Le confort immense de pouvoir regarder à sa guise une série achevée depuis des années m’a quand même confronté à deux difficultés majeures dans le cas des Sopranos : non seulement il faut éviter les spoilers disséminés un peu partout (Wikipédia, el diablo) mais il s’agit aussi de s’affranchir de l’influence de l’énoooorme réputation de la série autant publique que critique, la question n’étant pas « vais-je aimer moi aussi ? » l’espoir étant plutôt du côté de « ça va hein, on va pas me la faire à moi ». J’ai vu le final de la série hier et j’en suis encore ahuri : vous pouvez croire tout ce que vous avez lu car tout est vrai. J’étais bien devant une grande série.
Parce qu’après un ou deux épisodes de rodage, l’immersion est totale au point qu’il m’a été difficile d’avoir le goût d’autre chose. D’un point de vue purement technique, la série échappe sans cesse aux codes de son genre (il faut dire qu’on est en 1999 et sur HBO) avec une liberté de structure assez inédite encore aujourd’hui : des épisodes à durée variables au gré des histoires, rythme lancinant qui ne perd pourtant jamais et une réalisation cinématographique qui fascine par sa densité et son intensité. Peu ou pas de cliffhangers, pas d’effets de manche.
Mais cette immersion est évidemment surtout possible grâce à la profondeur de l’approche de David Chase qui a choisi de ne jamais ménager son public. L’écriture est à tomber par terre d’efficacité et de cohérence, et n’épargne rien de la violence de son sujet. Tony Soprano et ses deux familles sont des êtres abjects et sociopathes, mais tout le talent de Chase est de nous faire rentrer totalement dans l'immoralité des personnages avec une empathie criminelle qui justifie tout : les balances sont des menaces, évidemment il faut les écharper ! Cette ambigüité passionnante, traitée notamment par l’angle de la psychothérapie que suit Tony, est constante et couillue (au contraire d’un Dexter de récente mémoire).

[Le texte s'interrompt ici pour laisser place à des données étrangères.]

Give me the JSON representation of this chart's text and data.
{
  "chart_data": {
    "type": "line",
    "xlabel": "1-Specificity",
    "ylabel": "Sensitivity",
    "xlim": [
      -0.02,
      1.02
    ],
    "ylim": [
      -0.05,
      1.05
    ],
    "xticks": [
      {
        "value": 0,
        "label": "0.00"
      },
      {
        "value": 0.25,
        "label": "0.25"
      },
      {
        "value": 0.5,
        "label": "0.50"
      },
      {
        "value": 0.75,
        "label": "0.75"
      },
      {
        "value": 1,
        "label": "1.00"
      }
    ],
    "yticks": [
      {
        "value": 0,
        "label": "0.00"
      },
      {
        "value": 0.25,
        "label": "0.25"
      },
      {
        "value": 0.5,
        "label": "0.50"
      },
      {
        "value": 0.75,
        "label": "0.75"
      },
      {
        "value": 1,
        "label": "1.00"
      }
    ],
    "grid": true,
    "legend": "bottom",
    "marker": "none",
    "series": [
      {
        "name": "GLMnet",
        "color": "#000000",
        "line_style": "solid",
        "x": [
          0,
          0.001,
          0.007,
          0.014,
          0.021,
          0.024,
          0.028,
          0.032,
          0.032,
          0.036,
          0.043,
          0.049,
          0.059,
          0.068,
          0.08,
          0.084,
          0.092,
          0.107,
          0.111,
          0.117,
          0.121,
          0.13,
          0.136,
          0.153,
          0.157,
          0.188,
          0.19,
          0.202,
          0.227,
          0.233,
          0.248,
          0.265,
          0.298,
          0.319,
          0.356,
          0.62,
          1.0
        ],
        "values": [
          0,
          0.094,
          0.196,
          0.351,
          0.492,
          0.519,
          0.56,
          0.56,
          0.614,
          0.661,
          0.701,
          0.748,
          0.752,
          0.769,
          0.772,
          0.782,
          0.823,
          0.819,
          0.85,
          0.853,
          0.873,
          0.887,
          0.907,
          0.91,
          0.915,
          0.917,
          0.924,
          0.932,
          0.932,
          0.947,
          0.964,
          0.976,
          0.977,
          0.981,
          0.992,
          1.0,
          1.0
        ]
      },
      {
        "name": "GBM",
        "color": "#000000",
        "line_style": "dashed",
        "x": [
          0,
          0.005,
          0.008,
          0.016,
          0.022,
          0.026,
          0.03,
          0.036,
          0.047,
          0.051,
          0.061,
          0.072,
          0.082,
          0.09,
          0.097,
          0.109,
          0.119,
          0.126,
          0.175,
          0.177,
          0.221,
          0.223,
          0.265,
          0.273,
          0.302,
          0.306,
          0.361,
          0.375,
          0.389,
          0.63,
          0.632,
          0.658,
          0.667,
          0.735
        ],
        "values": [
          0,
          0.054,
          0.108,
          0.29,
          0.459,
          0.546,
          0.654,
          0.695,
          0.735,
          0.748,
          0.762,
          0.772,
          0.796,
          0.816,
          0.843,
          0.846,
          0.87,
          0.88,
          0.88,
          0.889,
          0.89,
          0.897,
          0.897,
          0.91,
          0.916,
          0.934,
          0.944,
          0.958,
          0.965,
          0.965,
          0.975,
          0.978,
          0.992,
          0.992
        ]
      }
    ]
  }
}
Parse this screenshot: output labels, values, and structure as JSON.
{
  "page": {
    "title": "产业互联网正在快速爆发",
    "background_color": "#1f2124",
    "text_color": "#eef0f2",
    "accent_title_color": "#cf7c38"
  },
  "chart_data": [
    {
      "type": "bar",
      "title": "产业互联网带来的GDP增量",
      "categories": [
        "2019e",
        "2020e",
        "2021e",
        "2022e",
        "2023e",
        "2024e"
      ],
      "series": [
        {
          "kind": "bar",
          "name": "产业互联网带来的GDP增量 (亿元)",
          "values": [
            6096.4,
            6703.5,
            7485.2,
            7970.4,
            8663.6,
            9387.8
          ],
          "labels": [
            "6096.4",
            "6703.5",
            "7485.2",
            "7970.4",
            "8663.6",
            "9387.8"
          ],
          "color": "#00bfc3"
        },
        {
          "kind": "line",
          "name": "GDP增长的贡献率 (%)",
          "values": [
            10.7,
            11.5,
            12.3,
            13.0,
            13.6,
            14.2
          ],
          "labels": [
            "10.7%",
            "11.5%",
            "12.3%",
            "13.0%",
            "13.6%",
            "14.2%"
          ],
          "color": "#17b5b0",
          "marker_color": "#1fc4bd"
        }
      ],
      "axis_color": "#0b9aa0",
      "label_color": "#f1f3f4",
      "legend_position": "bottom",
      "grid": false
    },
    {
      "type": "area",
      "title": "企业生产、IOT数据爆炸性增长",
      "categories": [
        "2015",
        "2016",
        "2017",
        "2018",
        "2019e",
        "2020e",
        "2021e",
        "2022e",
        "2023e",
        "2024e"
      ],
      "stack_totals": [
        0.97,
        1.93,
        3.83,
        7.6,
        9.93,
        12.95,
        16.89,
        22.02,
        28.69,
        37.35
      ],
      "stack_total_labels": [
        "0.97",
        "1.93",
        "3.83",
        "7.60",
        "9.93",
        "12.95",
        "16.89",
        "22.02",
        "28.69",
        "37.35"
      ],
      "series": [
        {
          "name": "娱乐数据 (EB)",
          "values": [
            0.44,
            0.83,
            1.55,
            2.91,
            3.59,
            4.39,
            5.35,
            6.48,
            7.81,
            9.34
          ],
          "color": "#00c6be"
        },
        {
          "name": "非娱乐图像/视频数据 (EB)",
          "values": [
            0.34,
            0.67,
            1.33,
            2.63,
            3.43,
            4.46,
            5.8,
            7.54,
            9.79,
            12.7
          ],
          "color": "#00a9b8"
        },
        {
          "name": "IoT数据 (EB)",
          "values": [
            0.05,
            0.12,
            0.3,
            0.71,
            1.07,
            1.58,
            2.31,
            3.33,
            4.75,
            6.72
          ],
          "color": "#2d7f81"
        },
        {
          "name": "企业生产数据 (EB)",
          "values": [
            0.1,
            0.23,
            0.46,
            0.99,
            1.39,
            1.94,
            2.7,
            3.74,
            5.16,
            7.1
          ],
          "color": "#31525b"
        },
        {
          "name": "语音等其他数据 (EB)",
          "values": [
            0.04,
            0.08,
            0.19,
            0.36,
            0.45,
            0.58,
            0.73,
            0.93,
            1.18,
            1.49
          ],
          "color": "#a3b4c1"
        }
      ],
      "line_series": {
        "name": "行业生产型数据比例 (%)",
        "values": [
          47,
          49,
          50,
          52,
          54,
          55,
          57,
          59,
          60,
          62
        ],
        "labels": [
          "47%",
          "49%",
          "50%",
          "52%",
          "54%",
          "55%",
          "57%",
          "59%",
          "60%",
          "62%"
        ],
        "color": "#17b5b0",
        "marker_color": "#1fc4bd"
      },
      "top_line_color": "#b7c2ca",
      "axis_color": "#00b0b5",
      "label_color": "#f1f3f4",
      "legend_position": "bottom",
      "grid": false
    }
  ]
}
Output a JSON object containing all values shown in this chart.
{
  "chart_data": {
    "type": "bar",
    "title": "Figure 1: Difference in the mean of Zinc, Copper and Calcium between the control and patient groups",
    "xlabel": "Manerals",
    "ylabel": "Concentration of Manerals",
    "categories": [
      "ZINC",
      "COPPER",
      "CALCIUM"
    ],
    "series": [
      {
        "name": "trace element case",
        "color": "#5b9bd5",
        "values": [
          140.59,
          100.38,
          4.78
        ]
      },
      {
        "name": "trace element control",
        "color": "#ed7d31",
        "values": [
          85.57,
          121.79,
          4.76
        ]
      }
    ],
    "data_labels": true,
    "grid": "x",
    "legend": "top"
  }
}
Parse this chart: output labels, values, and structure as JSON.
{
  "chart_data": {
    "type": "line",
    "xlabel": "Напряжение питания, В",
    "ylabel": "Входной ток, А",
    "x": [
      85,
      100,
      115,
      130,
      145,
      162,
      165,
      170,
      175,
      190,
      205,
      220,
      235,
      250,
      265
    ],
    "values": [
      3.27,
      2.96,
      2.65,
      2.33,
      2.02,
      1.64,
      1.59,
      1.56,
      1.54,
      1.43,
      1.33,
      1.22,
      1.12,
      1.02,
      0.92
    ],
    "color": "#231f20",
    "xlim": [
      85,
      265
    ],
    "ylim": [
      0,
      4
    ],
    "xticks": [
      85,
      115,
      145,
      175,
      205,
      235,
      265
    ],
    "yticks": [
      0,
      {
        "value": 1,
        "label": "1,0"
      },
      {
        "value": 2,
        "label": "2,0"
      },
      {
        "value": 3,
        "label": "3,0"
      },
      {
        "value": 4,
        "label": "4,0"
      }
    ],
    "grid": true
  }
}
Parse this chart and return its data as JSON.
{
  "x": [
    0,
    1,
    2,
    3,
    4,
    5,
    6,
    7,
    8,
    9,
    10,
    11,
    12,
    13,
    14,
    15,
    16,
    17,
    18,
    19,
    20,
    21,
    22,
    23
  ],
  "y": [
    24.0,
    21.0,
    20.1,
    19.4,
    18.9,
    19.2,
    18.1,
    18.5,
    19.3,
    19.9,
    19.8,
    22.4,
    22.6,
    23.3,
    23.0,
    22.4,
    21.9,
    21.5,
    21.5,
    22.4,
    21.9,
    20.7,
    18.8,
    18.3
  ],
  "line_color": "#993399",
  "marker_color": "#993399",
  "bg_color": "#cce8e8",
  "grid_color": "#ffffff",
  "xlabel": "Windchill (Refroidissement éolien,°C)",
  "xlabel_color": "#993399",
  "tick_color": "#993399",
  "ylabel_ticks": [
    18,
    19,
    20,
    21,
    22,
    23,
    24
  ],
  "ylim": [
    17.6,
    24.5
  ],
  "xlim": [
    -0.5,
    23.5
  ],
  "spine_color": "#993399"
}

A l’instar d’une Buffy qui parle finalement peu de fantastique, The Sopranos est finalement une grande série parce qu’elle transcende son cadre : plus qu’une saga mafieuse, c’est un portait terrible de l'Amérique à un temps T, celui du capitalisme sauvage, du communautarisme et de ses violences, et bien sûr de la Famille avec un F majuscule dont Tony et Carmela nous aurons montré toutes les hypocrisies (les paradoxes de la personnalité de Carmela, qui jongle péniblement entre ses statuts de première dame mafieuse, mère de famille et chrétienne égarée sont à ce titre remarquablement traités).
Le final de la série, grandement discuté à l’époque, est pourtant à l’image de ce que Chase a défendu pendant près de 10 ans : abrupt et virtuose, sans concessions.